I feel him nod against my hair. He rests his head against my own.
They’ve been hiding in a mountain range that literally has their names on it—Pike’s Peak—The Red Hills. All this time Luca’s searched for him and he’s been less than a day’s hike away, living in the shadows of monsters. That’s how he found me—found Luca I should say. The vampires helped him…
We’re both quiet for a while. The strong thrum of his heartbeat against my back fills my chest with peace and his body, wrapped neatly around mine, kee
ps me warm against the light breeze. The fan of his breath against my neck is a constant reminder that he’s all around me. Finally. After all this time.
I swallow the lump in my throat and water fills my eyes, threatening to spill over.
“I never stopped searching for you, despite my fears that there would be nothing to find,” he says against my messy hair.
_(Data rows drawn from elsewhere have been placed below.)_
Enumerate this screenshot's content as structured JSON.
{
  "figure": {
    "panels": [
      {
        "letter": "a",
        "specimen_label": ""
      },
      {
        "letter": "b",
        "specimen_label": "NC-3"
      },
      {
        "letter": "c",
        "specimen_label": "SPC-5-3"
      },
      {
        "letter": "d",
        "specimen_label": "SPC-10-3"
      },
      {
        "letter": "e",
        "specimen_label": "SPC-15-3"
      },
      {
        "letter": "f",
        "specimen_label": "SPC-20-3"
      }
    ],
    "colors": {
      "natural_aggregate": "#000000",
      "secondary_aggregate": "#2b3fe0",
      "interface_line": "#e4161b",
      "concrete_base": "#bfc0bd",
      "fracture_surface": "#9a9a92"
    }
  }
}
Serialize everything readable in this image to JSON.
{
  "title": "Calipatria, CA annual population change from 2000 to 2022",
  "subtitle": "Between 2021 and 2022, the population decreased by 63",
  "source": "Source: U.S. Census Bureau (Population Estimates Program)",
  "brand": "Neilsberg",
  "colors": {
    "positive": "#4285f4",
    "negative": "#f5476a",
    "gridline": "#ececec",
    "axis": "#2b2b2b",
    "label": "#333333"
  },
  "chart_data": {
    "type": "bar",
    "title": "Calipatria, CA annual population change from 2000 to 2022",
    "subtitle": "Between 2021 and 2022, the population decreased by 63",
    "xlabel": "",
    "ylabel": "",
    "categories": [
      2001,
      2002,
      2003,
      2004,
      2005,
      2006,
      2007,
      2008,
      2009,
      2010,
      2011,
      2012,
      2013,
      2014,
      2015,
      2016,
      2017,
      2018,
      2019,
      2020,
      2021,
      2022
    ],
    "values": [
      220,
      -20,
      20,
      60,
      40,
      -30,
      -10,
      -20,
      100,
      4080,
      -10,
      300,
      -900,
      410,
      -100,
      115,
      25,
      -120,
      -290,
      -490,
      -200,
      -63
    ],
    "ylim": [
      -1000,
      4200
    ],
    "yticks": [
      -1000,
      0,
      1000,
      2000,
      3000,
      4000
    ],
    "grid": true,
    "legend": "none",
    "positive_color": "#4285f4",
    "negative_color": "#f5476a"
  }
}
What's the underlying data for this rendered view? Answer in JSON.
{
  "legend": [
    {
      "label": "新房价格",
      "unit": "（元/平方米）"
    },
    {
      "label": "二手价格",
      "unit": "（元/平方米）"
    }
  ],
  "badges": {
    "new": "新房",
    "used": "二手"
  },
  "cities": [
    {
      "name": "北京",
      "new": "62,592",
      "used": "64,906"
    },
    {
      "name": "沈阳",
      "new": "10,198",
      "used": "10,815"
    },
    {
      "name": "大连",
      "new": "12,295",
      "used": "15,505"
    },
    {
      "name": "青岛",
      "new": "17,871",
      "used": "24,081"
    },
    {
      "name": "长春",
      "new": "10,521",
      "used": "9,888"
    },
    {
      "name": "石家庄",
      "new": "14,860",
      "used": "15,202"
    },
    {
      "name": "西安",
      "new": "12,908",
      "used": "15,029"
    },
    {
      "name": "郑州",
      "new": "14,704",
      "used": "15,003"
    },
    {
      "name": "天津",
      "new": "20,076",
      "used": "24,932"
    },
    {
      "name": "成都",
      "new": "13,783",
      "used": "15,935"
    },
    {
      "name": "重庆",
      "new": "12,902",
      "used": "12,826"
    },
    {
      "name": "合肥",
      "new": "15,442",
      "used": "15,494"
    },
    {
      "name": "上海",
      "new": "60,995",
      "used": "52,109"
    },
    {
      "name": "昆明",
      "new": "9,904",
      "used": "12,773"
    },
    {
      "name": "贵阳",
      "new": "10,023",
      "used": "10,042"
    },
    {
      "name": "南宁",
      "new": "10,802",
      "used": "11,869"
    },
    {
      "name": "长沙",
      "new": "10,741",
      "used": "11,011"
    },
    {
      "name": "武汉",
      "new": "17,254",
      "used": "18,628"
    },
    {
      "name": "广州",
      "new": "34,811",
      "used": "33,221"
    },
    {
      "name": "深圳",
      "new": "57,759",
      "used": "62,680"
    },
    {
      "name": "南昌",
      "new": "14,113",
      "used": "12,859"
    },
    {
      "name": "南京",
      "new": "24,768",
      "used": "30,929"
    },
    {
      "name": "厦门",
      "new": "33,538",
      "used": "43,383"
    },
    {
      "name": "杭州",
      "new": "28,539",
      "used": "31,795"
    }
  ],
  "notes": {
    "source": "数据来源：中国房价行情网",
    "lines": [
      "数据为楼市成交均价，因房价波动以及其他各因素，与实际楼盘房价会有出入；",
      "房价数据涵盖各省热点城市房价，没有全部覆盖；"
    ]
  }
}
His hands loosen comfortably around me and quiet tears slip down my cheeks at the thought of how many nights have passed without him holding me.
We lie in silence, his thumb brushing back and forth against my hip, the only sign that he’s still awake. The bright stars that I’ve poured my heart out to night after night are shining down on us. Two friends lost, then found.
Friends. Is that what we still are? So much time has passed, yet lying in his arms feels as natural as breathing. So much has changed but this hasn’t. We haven’t felt like friends the last couple of days. I guess that’s my own fault. I should tell Raske the truth. Kaino would be relieved.
I just can’t lose Asher again. Even if I am ruining the future for other people, the people here, people like my camp family, people like Ayden. People who are forced into unions and solitude and jobs and lives they don’t want. Is my own happiness not equal to theirs? My mother gave her life to see me happy. Could I be happy with Kaino? As happy as I am right now just lying next to this beautiful and broken hybrid?
“I should go,” Asher says slowly but doesn’t release me from his arms.
It’s like he can sense my worry. My anxiety over something that is actually an easy choice for me.
“You should stay,” I whisper back to him, keeping my eyes closed, my mind dancing between reality and sleep.
His chest heaves against my spine and he nestles his head closer to my neck. “Always so quietly confident,” he says, his lips brushing my neck with every word, making my heart pound with the tiny wisps of air.
A smile forms against my lips at how easily persuaded he is.